Para o MPF/AM, caso se concretize na sentença, a medida deverá auxiliar na regularização da cadeia produtiva da piaçava. Em maio de 2014, o MPF/AM entregou recomendação a representantes de órgãos e autarquias estaduais e federais que atuam nas áreas de meio ambiente, produção rural, trabalho e emprego e política fundiária no Amazonas, para que assumissem compromissos formais, com prazos definidos, no sentido de efetivar a regularização.

Entre as medidas apontadas na recomendação estavam a implementação de obrigações previstas no acordo de cooperação técnica e no plano de trabalho já elaborados e referendados por diversos órgãos relacionados ao setor extrativista no Estado, com a participação efetiva de piaçaveiros/as, e a concretização da regulamentação do decreto de subvenção da piaçava.

O MPF recomendou ainda a realização de ações permanentes de formação e capacitação dos piaçaveiros, inclusive em relação à conscientização quanto às condições de trabalho nos piaçavais, e a exclusão dos patrões que exploram a piaçava sob o regime de aviamento das tratativas de regularização da cadeia, para não legitimar essa prática ilegal. Algumas reuniões chegaram a ser realizadas ainda em 2014 na região de Barcelos e Santa Izabel do Rio Negro, mas as discussões não avançaram e encontram-se paradas há mais de um ano, sem qualquer avanço significativo.

Em meados de 2015 houve nova reunião do MPF, MPT e Ministério do Trabalho e Emprego (MTE) com os órgãos governamentais responsáveis pela regularização da cadeia da piaçava, que apresentaram cronograma de atuação para implementação de medidas de estruturação da cadeia produtiva e combate ao trabalho escravo. No entanto, segundo o MPF, até o momento não há quaisquer informações sobre o cumprimento do cronograma.

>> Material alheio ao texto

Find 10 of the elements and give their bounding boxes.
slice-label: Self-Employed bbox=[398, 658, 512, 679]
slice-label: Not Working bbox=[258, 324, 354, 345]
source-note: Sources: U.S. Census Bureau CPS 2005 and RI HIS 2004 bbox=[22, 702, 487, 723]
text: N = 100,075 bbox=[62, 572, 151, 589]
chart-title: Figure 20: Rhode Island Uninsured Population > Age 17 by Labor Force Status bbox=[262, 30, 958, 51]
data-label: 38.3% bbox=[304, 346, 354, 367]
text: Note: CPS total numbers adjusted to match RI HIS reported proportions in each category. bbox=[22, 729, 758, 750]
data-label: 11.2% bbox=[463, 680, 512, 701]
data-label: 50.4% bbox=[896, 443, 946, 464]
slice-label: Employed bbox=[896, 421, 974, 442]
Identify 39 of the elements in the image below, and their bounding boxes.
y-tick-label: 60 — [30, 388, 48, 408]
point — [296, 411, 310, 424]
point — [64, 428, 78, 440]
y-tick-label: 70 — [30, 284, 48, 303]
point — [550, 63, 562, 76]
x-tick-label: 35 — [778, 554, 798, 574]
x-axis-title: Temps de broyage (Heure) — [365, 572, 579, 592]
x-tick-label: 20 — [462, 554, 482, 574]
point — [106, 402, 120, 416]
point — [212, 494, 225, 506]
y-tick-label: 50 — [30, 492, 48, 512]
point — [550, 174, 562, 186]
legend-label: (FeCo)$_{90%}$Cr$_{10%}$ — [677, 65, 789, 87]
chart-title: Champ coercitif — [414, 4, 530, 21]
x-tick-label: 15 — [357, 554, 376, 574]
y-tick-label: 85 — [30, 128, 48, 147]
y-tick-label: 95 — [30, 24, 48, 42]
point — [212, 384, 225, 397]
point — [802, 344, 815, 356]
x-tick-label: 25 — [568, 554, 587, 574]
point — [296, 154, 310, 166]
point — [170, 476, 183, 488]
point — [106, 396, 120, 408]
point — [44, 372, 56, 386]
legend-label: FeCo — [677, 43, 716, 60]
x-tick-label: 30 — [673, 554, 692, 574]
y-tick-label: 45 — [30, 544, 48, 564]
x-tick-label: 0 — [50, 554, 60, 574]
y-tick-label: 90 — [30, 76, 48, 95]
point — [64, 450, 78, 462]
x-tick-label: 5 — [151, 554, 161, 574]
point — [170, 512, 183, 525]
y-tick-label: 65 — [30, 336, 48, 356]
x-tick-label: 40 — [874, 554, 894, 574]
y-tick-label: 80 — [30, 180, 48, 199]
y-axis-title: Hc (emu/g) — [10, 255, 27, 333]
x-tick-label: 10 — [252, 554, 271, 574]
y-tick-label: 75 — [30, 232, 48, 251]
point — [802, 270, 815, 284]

Nos próximos dias 10 e 11 de dezembro será realizado um seminário em Manaus, a partir de parceria entre o MPF e o MPT, para trazer o tema novamente para a pauta de prioridades e cobrar dos órgãos recomendados satisfações em relação às medidas que já deveriam estar em funcionamento para evitar que a prática volte a dominar as relações de trabalho no extrativismo da piaçava no Amazonas. O evento ocorrerá no auditório da Procuradoria Regional do Trabalho da 11ª Região.